Support from Scottish Government for coordinated action for capercaillie

The Cairngorms National Park Authority and NatureScot have been asked to lead a coordinated action plan for capercaillie by Lorna Slater, the Scottish Government’s Minister for Green Skills, Circular Ecoomy and Biodiversity.

Capercaillie numbers have decreased by over 50% in the last five years with the latest national survey (2021/2022) estimating there are only 542 capercaillie left in Scotland. Those involved in trying to save capercaillie from extinction have welcomed the continued commitment from Scottish Government as well as the news that lek counts in some areas have increased, along with the interesting findings from the Royal Zoological Society of Scotland (RZSS) research to identify the genetic diversity of the Scottish capercaillie population, commissioned by the Cairngorms Capercaillie Project.

The letter from Lorna Slater to the Park Authority can be read here: Restoring Scotland’s Capercaillie Population

What happens now?

The Park Authority and NatureScot are tasked with bringing together stakeholders from across the spectrum to explore a range of options. This will involve developing a spatial plan to coordinate activities from fence marking and removal, to working with access takers and expanding pinewood habitat at landscape scale. Scottish Government have also asked the partnership to undertake a survey of pine marten to better understand their distribution and impacts.

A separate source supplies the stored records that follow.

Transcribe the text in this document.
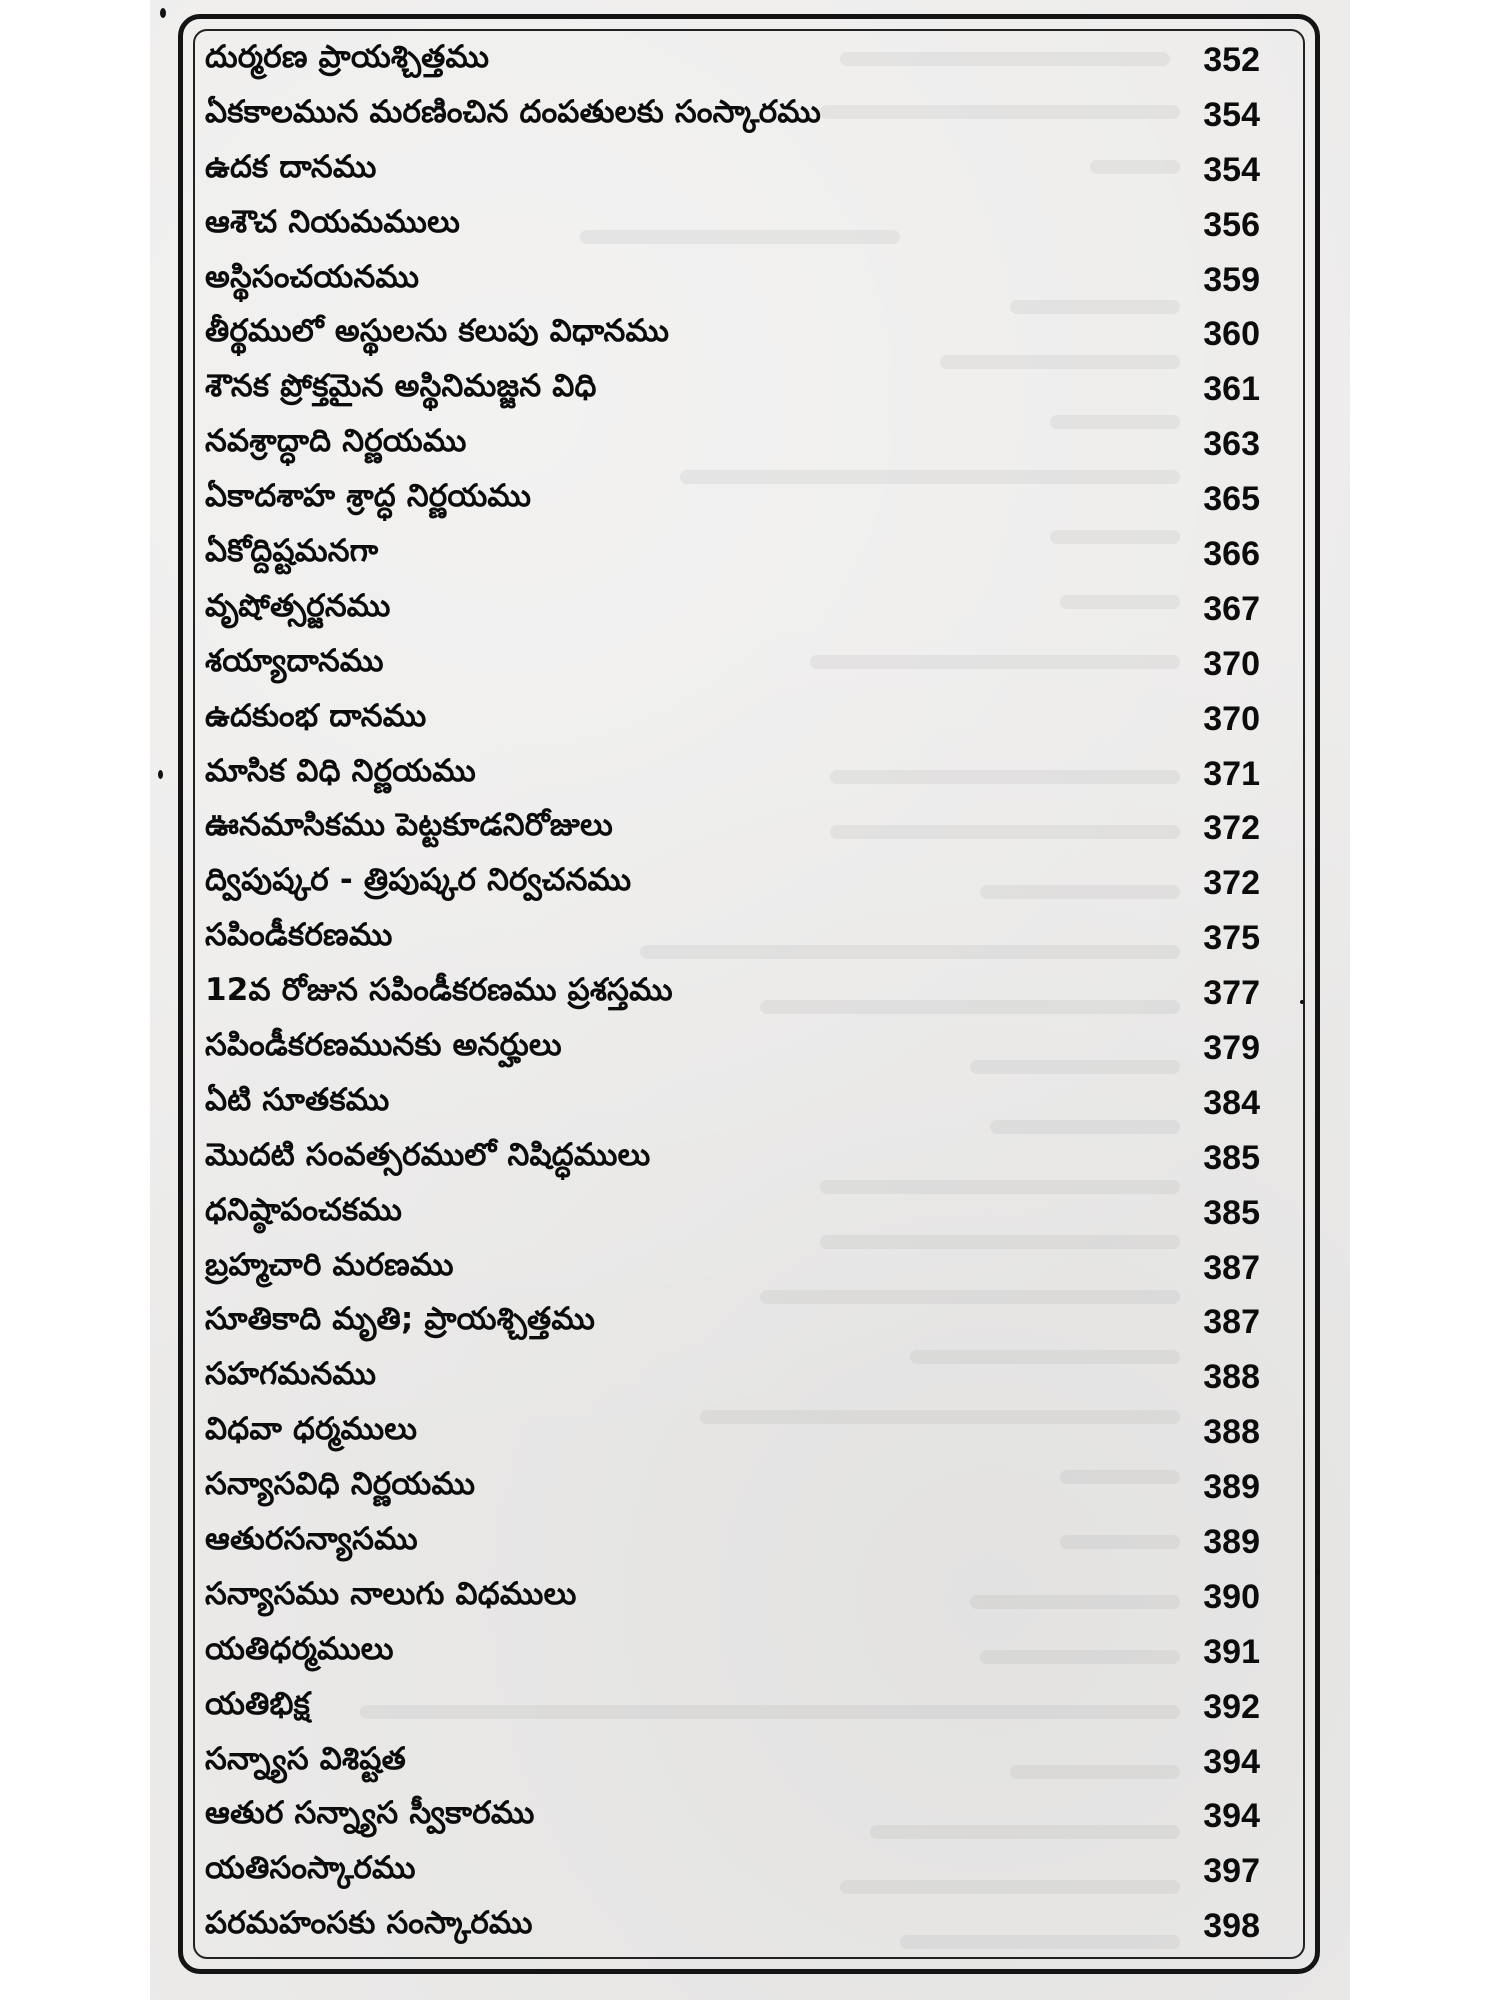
దుర్మరణ ప్రాయశ్చిత్తము	352
ఏకకాలమున మరణించిన దంపతులకు సంస్కారము	354
ఉదక దానము	354
ఆశౌచ నియమములు	356
అస్థిసంచయనము	359
తీర్థములో అస్థులను కలుపు విధానము	360
శౌనక ప్రోక్తమైన అస్థినిమజ్జన విధి	361
నవశ్రాద్ధాది నిర్ణయము	363
ఏకాదశాహ శ్రాద్ధ నిర్ణయము	365
ఏకోద్దిష్టమనగా	366
వృషోత్సర్జనము	367
శయ్యాదానము	370
ఉదకుంభ దానము	370
మాసిక విధి నిర్ణయము	371
ఊనమాసికము పెట్టకూడనిరోజులు	372
ద్విపుష్కర - త్రిపుష్కర నిర్వచనము	372
సపిండీకరణము	375
12వ రోజున సపిండీకరణము ప్రశస్తము	377
సపిండీకరణమునకు అనర్హులు	379
ఏటి సూతకము	384
మొదటి సంవత్సరములో నిషిద్ధములు	385
ధనిష్ఠాపంచకము	385
బ్రహ్మచారి మరణము	387
సూతికాది మృతి; ప్రాయశ్చిత్తము	387
సహగమనము	388
విధవా ధర్మములు	388
సన్యాసవిధి నిర్ణయము	389
ఆతురసన్యాసము	389
సన్యాసము నాలుగు విధములు	390
యతిధర్మములు	391
యతిభిక్ష	392
సన్న్యాస విశిష్టత	394
ఆతుర సన్న్యాస స్వీకారము	394
యతిసంస్కారము	397
పరమహంసకు సంస్కారము	398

To begin developing and coordinating these activities, a workshop with key stakeholders will be taking place in Aviemore on Wednesday 16th August.

What does this mean for the Cairngorms Capercaillie Project?

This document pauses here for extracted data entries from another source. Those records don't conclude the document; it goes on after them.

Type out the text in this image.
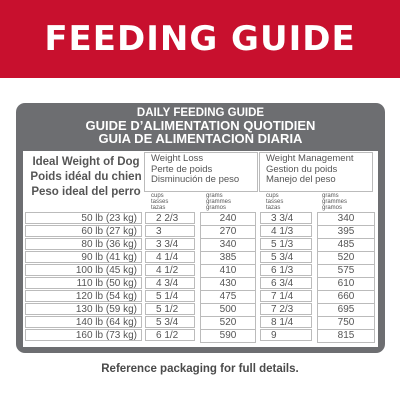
FEEDING GUIDE
DAILY FEEDING GUIDE
GUIDE D’ALIMENTATION QUOTIDIEN
GUIA DE ALIMENTACION DIARIA
Ideal Weight of Dog
Poids idéal du chien
Peso ideal del perro
Weight Loss
Perte de poids
Disminución de peso
cups
tasses
tazas
grams
grammes
gramos
Weight Management
Gestion du poids
Manejo del peso
cups
tasses
tazas
grams
grammes
gramos
50 lb (23 kg)	2 2/3	240	3 3/4	340
60 lb (27 kg)	3	270	4 1/3	395
80 lb (36 kg)	3 3/4	340	5 1/3	485
90 lb (41 kg)	4 1/4	385	5 3/4	520
100 lb (45 kg)	4 1/2	410	6 1/3	575
110 lb (50 kg)	4 3/4	430	6 3/4	610
120 lb (54 kg)	5 1/4	475	7 1/4	660
130 lb (59 kg)	5 1/2	500	7 2/3	695
140 lb (64 kg)	5 3/4	520	8 1/4	750
160 lb (73 kg)	6 1/2	590	9	815
Reference packaging for full details.
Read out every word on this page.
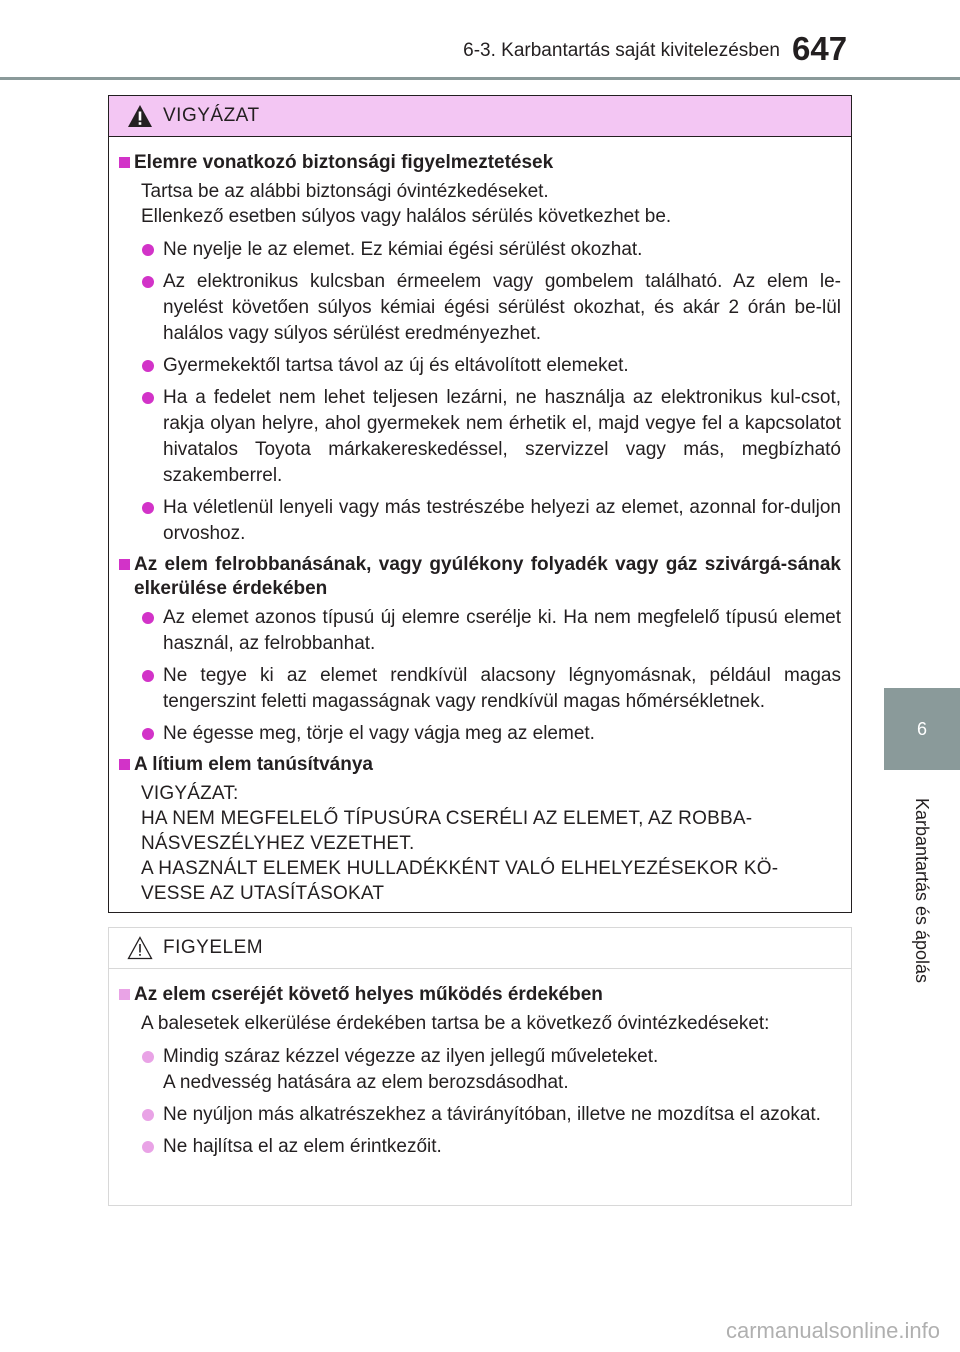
6-3. Karbantartás saját kivitelezésben 647
6
Karbantartás és ápolás
VIGYÁZAT
Elemre vonatkozó biztonsági figyelmeztetések
Tartsa be az alábbi biztonsági óvintézkedéseket.
Ellenkező esetben súlyos vagy halálos sérülés következhet be.
Ne nyelje le az elemet. Ez kémiai égési sérülést okozhat.
Az elektronikus kulcsban érmeelem vagy gombelem található. Az elem le-nyelést követően súlyos kémiai égési sérülést okozhat, és akár 2 órán be-lül halálos vagy súlyos sérülést eredményezhet.
Gyermekektől tartsa távol az új és eltávolított elemeket.
Ha a fedelet nem lehet teljesen lezárni, ne használja az elektronikus kul-csot, rakja olyan helyre, ahol gyermekek nem érhetik el, majd vegye fel a kapcsolatot hivatalos Toyota márkakereskedéssel, szervizzel vagy más, megbízható szakemberrel.
Ha véletlenül lenyeli vagy más testrészébe helyezi az elemet, azonnal for-duljon orvoshoz.
Az elem felrobbanásának, vagy gyúlékony folyadék vagy gáz szivárgá-sának elkerülése érdekében
Az elemet azonos típusú új elemre cserélje ki. Ha nem megfelelő típusú elemet használ, az felrobbanhat.
Ne tegye ki az elemet rendkívül alacsony légnyomásnak, például magas tengerszint feletti magasságnak vagy rendkívül magas hőmérsékletnek.
Ne égesse meg, törje el vagy vágja meg az elemet.
A lítium elem tanúsítványa
VIGYÁZAT:
HA NEM MEGFELELŐ TÍPUSÚRA CSERÉLI AZ ELEMET, AZ ROBBA-
NÁSVESZÉLYHEZ VEZETHET.
A HASZNÁLT ELEMEK HULLADÉKKÉNT VALÓ ELHELYEZÉSEKOR KÖ-
VESSE AZ UTASÍTÁSOKAT
FIGYELEM
Az elem cseréjét követő helyes működés érdekében
A balesetek elkerülése érdekében tartsa be a következő óvintézkedéseket:
Mindig száraz kézzel végezze az ilyen jellegű műveleteket.
A nedvesség hatására az elem berozsdásodhat.
Ne nyúljon más alkatrészekhez a távirányítóban, illetve ne mozdítsa el azokat.
Ne hajlítsa el az elem érintkezőit.
carmanualsonline.info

The main overlap between future plans for capercaillie and the Cairngorms Capercaillie Project is around the issue of human disturbance. The project is working at scale with visitors, residents and businesses across the Cairngorms National Park to facilitate community-led action to reduce human disturbance to capercaillie. This has never been done at scale before.

The insights and learning the project can offer on the benefits and challenges of enabling community-led and therefore sustainable solutions to reducing disturbance, is unequalled anywhere else in Scotland. This means that the project will play a central role in helping to shape work delivered in response to Ms Slater’s letter.

The project’s genetic studies will also be a strong foundation for any consideration of translocation; and lessons learnt from the project’s funding of fence marking and removal as well as habitat enhancement have already fed in to the design and implementation of future funding programmes.